Bauplätze sind knapp. Diese Binsenweisheit gilt aber nicht nur für Wohnraum, egal in welcher Preisklasse, und Gewerbe, sondern inzwischen auch für Kitas, Seniorenheime und ein mögliches Rödermark-Gymnasium. Laut aktuellem Regional-Flächennutzungsplan hat Rödermark nur noch rund 35 Hektar an Reserven: 19,3 fürs Wohnen, 8,9 fürs Gewerbe, 7,2 für Gemeinbedarf und Sport.

Immer wieder im Gespräch: Das riesige Gebiet zwischen S-Bahn, Parkhotel, Bauernhof Gaubatz und Germania-Sportplatz bietet sich nur vordergründig an. Landwirtschaft, Naturschutz und Freizeitwert sprechen gegen eine Nutzung.

Das ist der FDP zu wenig, um das prognostizierte Bevölkerungswachstum von bis zu 2 000 Neubürgern aufzufangen oder Firmen Ansiedlungs- und Erweiterungsmöglichkeiten zu bieten. Unter Federführung von Fraktionsvize Dr. Rüdiger Werner haben die Liberalen rund 70 Hektar Optionsflächen unter die Lupe genommen. Aber nur ein Bruchteil eignet sich als Bauland.

Chancen und Risiken der 26 Flächen beleuchten wir an einigen Beispielen.

Ober-Roden zwischen S-Bahn, Parkhotel und Germania-Gelände:

Die Felder und Wiesen beiderseits der Straße nach Rollwald sind – zumindest wenn sie nahe am Ortsrand liegen – vergleichsweise einfach zu erschließen. Aber nach Abwägung aller Konflikte wie Landwirtschaft (Aussiedlerhof Gaubatz), Naturschutz (Trockenwiesen, Lebensraum von Feldhasen), Freizeit und Lärmschutz bleiben nicht einmal sieben Hektar, verteilt auf drei Flure, für Wohnungen. Nicht rentabel, folgert die FDP. Rund 6,5 Hektar für Gewerbe sollten dagegen „nicht völlig aus den Augen gelassen werden“.

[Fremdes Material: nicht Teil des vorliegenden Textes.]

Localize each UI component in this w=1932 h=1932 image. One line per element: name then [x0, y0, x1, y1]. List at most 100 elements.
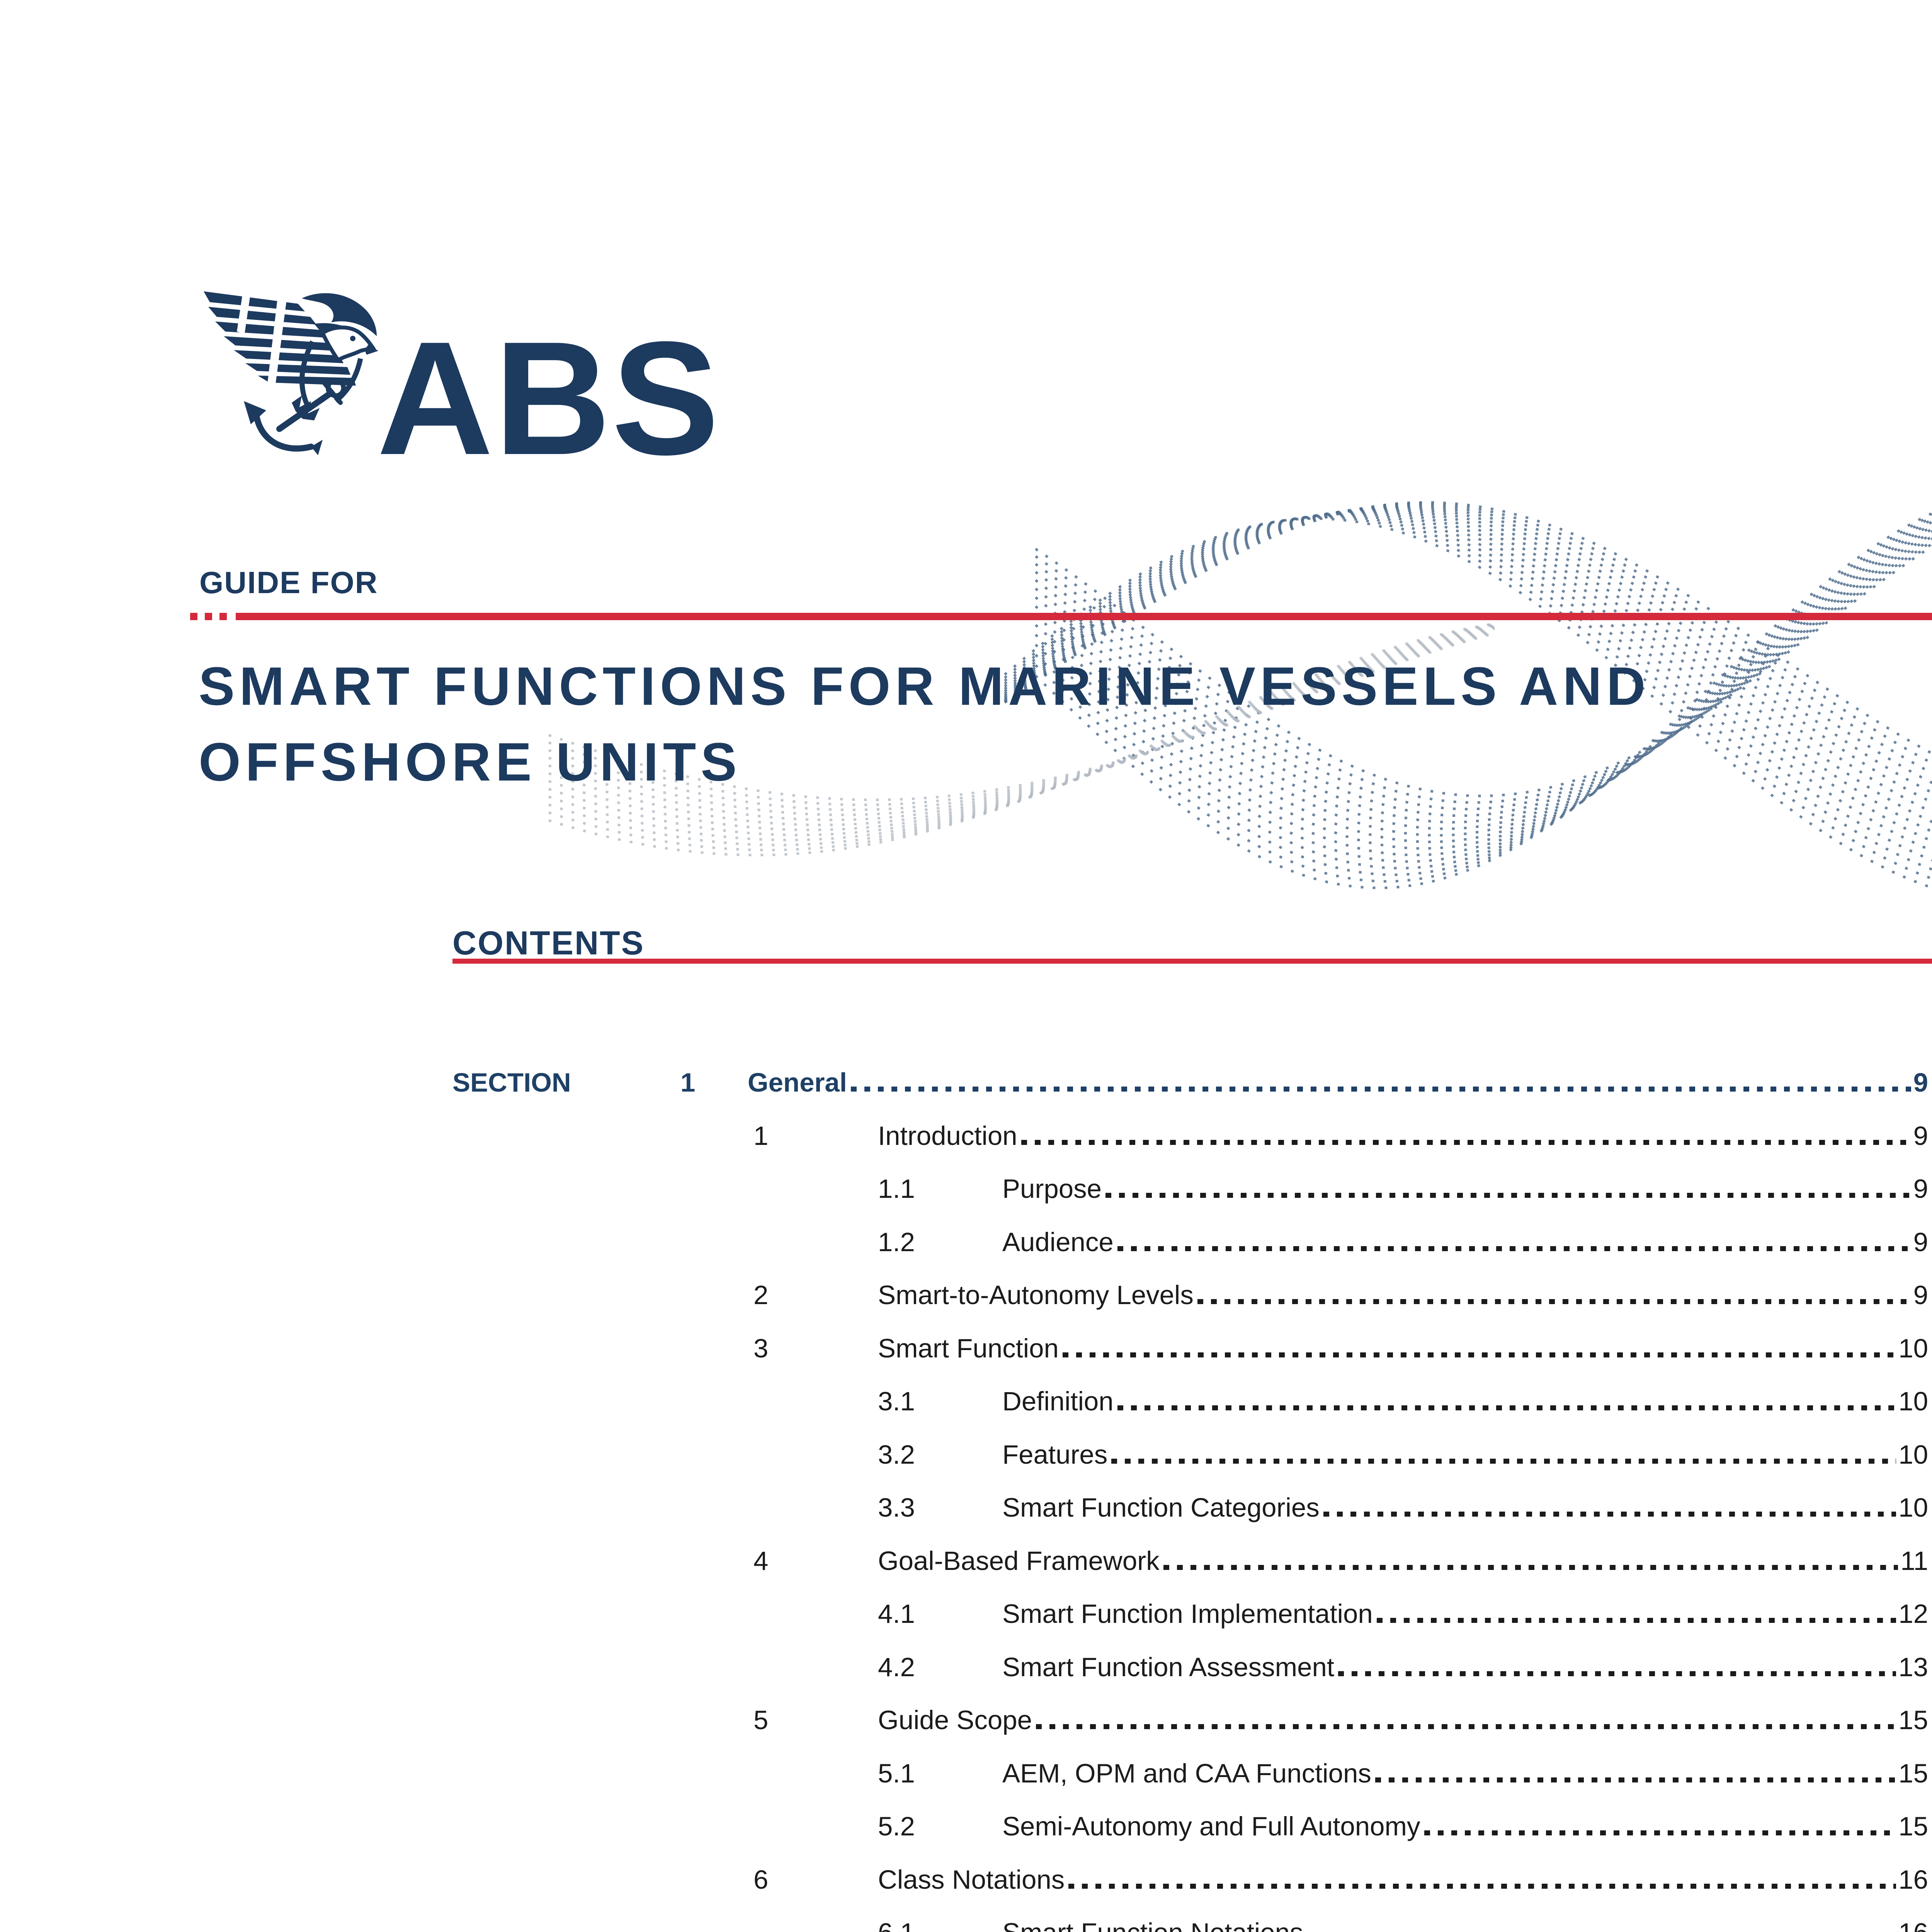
- red-dash: [205, 613, 212, 620]
- toc-row: 3.2 Features 10: [452, 1439, 1928, 1493]
- toc-row-number: 1: [753, 1121, 769, 1151]
- toc-row-label: Semi-Autonomy and Full Autonomy: [1002, 1811, 1420, 1841]
- toc-row: 1.2 Audience 9: [452, 1227, 1928, 1280]
- toc-row-label: Class Notations: [878, 1864, 1065, 1895]
- guide-for-label: GUIDE FOR: [199, 565, 378, 600]
- page-title-line1: SMART FUNCTIONS FOR MARINE VESSELS AND: [199, 656, 1650, 716]
- toc-row-page: 12: [1898, 1599, 1928, 1629]
- toc-row-label: AEM, OPM and CAA Functions: [1002, 1758, 1371, 1788]
- wave-pattern-decoration: [548, 501, 1932, 889]
- toc-row-number: 4.1: [878, 1599, 915, 1629]
- dotted-leader: [1117, 1405, 1896, 1410]
- toc-row: 3 Smart Function 10: [452, 1333, 1928, 1386]
- toc-row: 4.2 Smart Function Assessment 13: [452, 1652, 1928, 1705]
- toc-row-label: General: [748, 1068, 847, 1097]
- toc-row-prefix: SECTION: [452, 1068, 571, 1097]
- toc-row-page: 10: [1898, 1493, 1928, 1522]
- toc-row-page: 9: [1913, 1174, 1928, 1204]
- toc: SECTION 1 General 9 1 Introduction 9 1.1 Purpose…: [452, 1067, 1928, 1932]
- toc-row: SECTION 1 General 9: [452, 1067, 1928, 1121]
- toc-row-number: 3.3: [878, 1493, 915, 1522]
- toc-row-label: Purpose: [1002, 1174, 1102, 1204]
- title-red-rule: [0, 613, 1932, 620]
- toc-row-number: 4.2: [878, 1652, 915, 1682]
- red-dash: [190, 613, 197, 620]
- toc-row-page: 9: [1913, 1068, 1928, 1097]
- toc-row-page: 9: [1913, 1280, 1928, 1310]
- dotted-leader: [1424, 1830, 1896, 1835]
- contents-red-rule: [452, 959, 1932, 964]
- toc-row-page: 9: [1913, 1121, 1928, 1151]
- toc-row-page: 10: [1898, 1333, 1928, 1363]
- toc-row-page: 15: [1898, 1811, 1928, 1841]
- toc-row-label: Features: [1002, 1439, 1108, 1469]
- page-title-line2: OFFSHORE UNITS: [199, 731, 742, 792]
- toc-row: 4.1 Smart Function Implementation 12: [452, 1599, 1928, 1652]
- dotted-leader: [1338, 1671, 1896, 1676]
- toc-row-number: 6: [753, 1864, 769, 1895]
- dotted-leader: [1062, 1352, 1896, 1357]
- toc-row-page: 13: [1898, 1652, 1928, 1682]
- dotted-leader: [1197, 1299, 1911, 1304]
- dotted-leader: [1375, 1777, 1896, 1782]
- toc-row-label: Guide Scope: [878, 1705, 1032, 1735]
- toc-row-number: 4: [753, 1546, 769, 1576]
- toc-row: 2 Smart-to-Autonomy Levels 9: [452, 1280, 1928, 1333]
- toc-row-page: 10: [1898, 1439, 1928, 1469]
- toc-row: 3.3 Smart Function Categories 10: [452, 1492, 1928, 1546]
- abs-eagle-icon: [204, 289, 378, 455]
- dotted-leader: [1117, 1246, 1911, 1251]
- dotted-leader: [1068, 1883, 1896, 1889]
- toc-row: 1.1 Purpose 9: [452, 1173, 1928, 1227]
- toc-row-number: 5: [753, 1705, 769, 1735]
- dotted-leader: [1163, 1565, 1898, 1570]
- dotted-leader: [1036, 1724, 1896, 1729]
- toc-row-label: Smart Function Categories: [1002, 1493, 1320, 1522]
- toc-row-number: 3.2: [878, 1439, 915, 1469]
- toc-row: 5.1 AEM, OPM and CAA Functions 15: [452, 1758, 1928, 1811]
- toc-row-label: Goal-Based Framework: [878, 1546, 1160, 1576]
- toc-row: 5.2 Semi-Autonomy and Full Autonomy 15: [452, 1811, 1928, 1864]
- toc-row-number: 3.1: [878, 1386, 915, 1416]
- toc-row-label: Definition: [1002, 1386, 1114, 1416]
- toc-row-label: Introduction: [878, 1121, 1017, 1151]
- toc-row-number: 5.2: [878, 1811, 915, 1841]
- toc-row-number: 1: [680, 1068, 696, 1097]
- toc-row-page: 10: [1898, 1386, 1928, 1416]
- toc-row-page: 11: [1900, 1546, 1928, 1576]
- toc-row-number: 1.2: [878, 1227, 915, 1257]
- contents-heading: CONTENTS: [452, 925, 645, 962]
- toc-row-page: 15: [1898, 1705, 1928, 1735]
- toc-row: 3.1 Definition 10: [452, 1386, 1928, 1439]
- dotted-leader: [850, 1087, 1911, 1092]
- dotted-leader: [1111, 1458, 1896, 1464]
- toc-row-page: 16: [1898, 1917, 1928, 1932]
- toc-row: 4 Goal-Based Framework 11: [452, 1546, 1928, 1599]
- toc-row: 1 Introduction 9: [452, 1121, 1928, 1174]
- toc-row: 6 Class Notations 16: [452, 1864, 1928, 1918]
- red-rule-line: [236, 613, 1932, 620]
- toc-row-label: Smart Function Assessment: [1002, 1652, 1334, 1682]
- toc-row-page: 16: [1898, 1864, 1928, 1895]
- toc-row-page: 15: [1898, 1758, 1928, 1788]
- toc-row-label: Smart Function Implementation: [1002, 1599, 1373, 1629]
- dotted-leader: [1376, 1618, 1896, 1623]
- toc-row-label: Smart-to-Autonomy Levels: [878, 1280, 1194, 1310]
- toc-row-number: 1.1: [878, 1174, 915, 1204]
- toc-row-page: 9: [1913, 1227, 1928, 1257]
- toc-row-number: 3: [753, 1333, 769, 1363]
- toc-row-number: 6.1: [878, 1917, 1002, 1932]
- toc-row-label: Smart Function: [878, 1333, 1059, 1363]
- dotted-leader: [1323, 1512, 1896, 1517]
- dotted-leader: [1021, 1139, 1911, 1145]
- toc-row-number: 2: [753, 1280, 769, 1310]
- dotted-leader: [1105, 1193, 1911, 1198]
- toc-row-label: Audience: [1002, 1227, 1114, 1257]
- toc-row-label: Smart Function Notations: [1002, 1917, 1303, 1932]
- red-dash: [219, 613, 227, 620]
- abs-logo-text: ABS: [377, 308, 720, 488]
- toc-row: 5 Guide Scope 15: [452, 1705, 1928, 1758]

Ober-Roden zwischen Dreieichbahn, Rödermarkring und Albert-Einstein-Straße:

Die Erschließung dieses Gebiets stieß unter dem Stichwort „Baugebiet westlich der Marienstraße“ schon einmal auf großen Widerstand. Es  ist Teil der „Grünen Mitte“, hat viele Feuchtbiotope und ist Rödermarks größte Klimaanlage („Kaltluftentstehungsgebiet“). Dennoch hält die FDP 3,6 Hektar frühere Gärten, Ackerstreifen und verwilderte Flächen für potenzielles Bauland.

Urberach, südlich der B 486 vom Umspannwerk bis zur westlichen Stadtgrenze:

Hier sieht die FDP Raum für ein mindestens neun Hektar großes Gewerbegebiet. Die Anbindung ist hervorragend. Die große Entfernung zu den nächsten Häusern hat Vor- und Nachteile: kaum Belastungen für Nachbarn, aber durch die Entfernung relativ hohe Erschließungskosten. Ein weiterer Unsicherheitsfaktor sind die Hochspannungsleitungen.

Urberach, nördlich der B 486 vom Bulauweg bis zur Stadtgrenze:

Dieses Areal, das von der Dreieichbahn durchschnitten wird, ist nach den Erkenntnissen der FDP weder Landschaftsschutz- noch Naherholungsgebiet. Theoretisch also fast ideal. 3,2 Hektar davon bieten sich als Ergänzung für das Gewerbegebiet auf der anderen Seite der Bundesstraße an. Drei Flurstücke südlich der Bulau von zusammen 0,6 Hektar sind ebenfalls konfliktfrei und für Wohnbebauung geeignet. Bei dieser Fläche lohnt sich aber die Erschließung nicht.

So leben wir nachhaltiger

„Es gibt keine größeren Flächen, die alle Bedingungen des Regionalverbandes für neues Bauland erfüllen“, lautet das ernüchternde Fazit.